ECLI:NL:RBGEL:2024:2702
Rechtbank Gelderland
- Eerste aanleg - meervoudig
- A. Bonder
- M.A. van Leeuwen
- S. Jansen
- Rechtspraak.nl
Vrijspraak van handel in harddrugs en softdrugs op basis van onvoldoende bewijs uit SkyECC-gesprekken
Op 24 april 2024 heeft de Rechtbank Gelderland uitspraak gedaan in de zaak tegen een verdachte die werd beschuldigd van handel in harddrugs, voorbereidingshandelingen voor de handel in harddrugs en handel in softdrugs. De rechtbank oordeelde dat de bewijsvoering, die voornamelijk was gebaseerd op SkyECC-gesprekken, onvoldoende was om tot een veroordeling te komen. De rechtbank stelde vast dat de gesprekken geen steun vonden in ander bewijs, waardoor de connectie tussen de chats en de realiteit ontbrak. Dit leidde tot de conclusie dat het wettige bewijs voor de tenlastegelegde feiten ontbrak.

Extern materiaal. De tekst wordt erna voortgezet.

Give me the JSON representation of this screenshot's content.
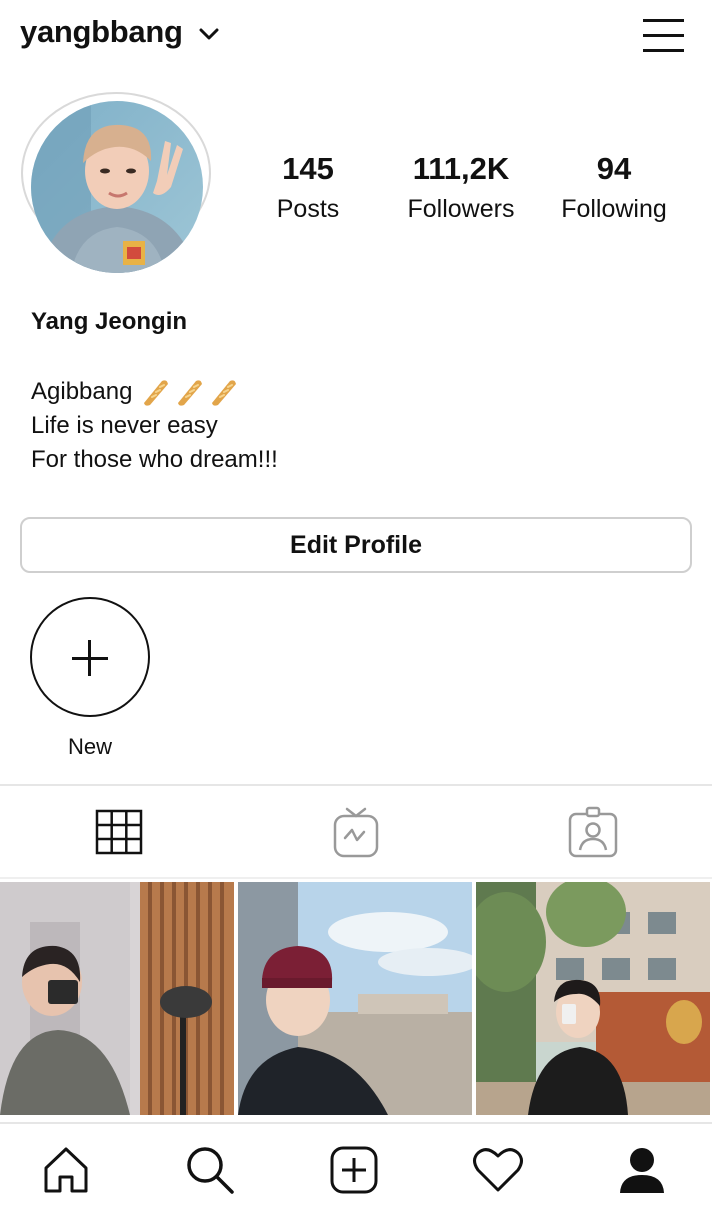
{
  "header": {
    "username": "yangbbang",
    "switch_icon": "chevron-down-icon",
    "menu_icon": "hamburger-menu-icon"
  },
  "stats": [
    {
      "value": "145",
      "label": "Posts"
    },
    {
      "value": "111,2K",
      "label": "Followers"
    },
    {
      "value": "94",
      "label": "Following"
    }
  ],
  "profile": {
    "full_name": "Yang Jeongin",
    "bio": [
      "Agibbang",
      "Life is never easy",
      "For those who dream!!!"
    ],
    "bio_emoji": "baguette-bread-emoji",
    "bio_emoji_count": 3
  },
  "edit_profile_label": "Edit Profile",
  "highlight": {
    "label": "New",
    "icon": "plus-icon"
  },
  "tabs": [
    {
      "name": "posts-grid",
      "icon": "grid-icon",
      "active": true
    },
    {
      "name": "igtv",
      "icon": "igtv-icon",
      "active": false
    },
    {
      "name": "tagged",
      "icon": "tagged-person-icon",
      "active": false
    }
  ],
  "bottom_nav": [
    "home-icon",
    "search-icon",
    "new-post-icon",
    "activity-heart-icon",
    "profile-icon"
  ],
  "colors": {
    "text": "#111111",
    "border": "#cfcfcf",
    "divider": "#e6e6e6",
    "background": "#ffffff"
  }
}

De officier van justitie had een gevangenisstraf van 24 maanden geëist, waarvan 6 maanden voorwaardelijk, en had aangevoerd dat de verdachte betrokken was bij de handel in verschillende soorten drugs, zoals amfetamine en cocaïne. De verdediging pleitte echter voor integrale vrijspraak. De rechtbank concludeerde dat het bewijs, dat voornamelijk afkomstig was uit de SkyECC-hack, niet voldeed aan het wettelijk bewijsminimum. Er waren geen drugs aangetroffen bij de verdachte en er waren geen andere bewijsmiddelen die de inhoud van de chats ondersteunden.
De rechtbank sprak de verdachte vrij van alle ten laste gelegde feiten, inclusief de beschuldigingen van het telen en verhandelen van hennep. De rechtbank oordeelde dat het aantreffen van een hennepkwekerij en andere bewijsstukken niet voldoende steun boden voor de SkyECC-gesprekken. De voorlopige hechtenis van de verdachte was eerder opgeheven, en de rechtbank besloot dat er geen basis was voor een veroordeling.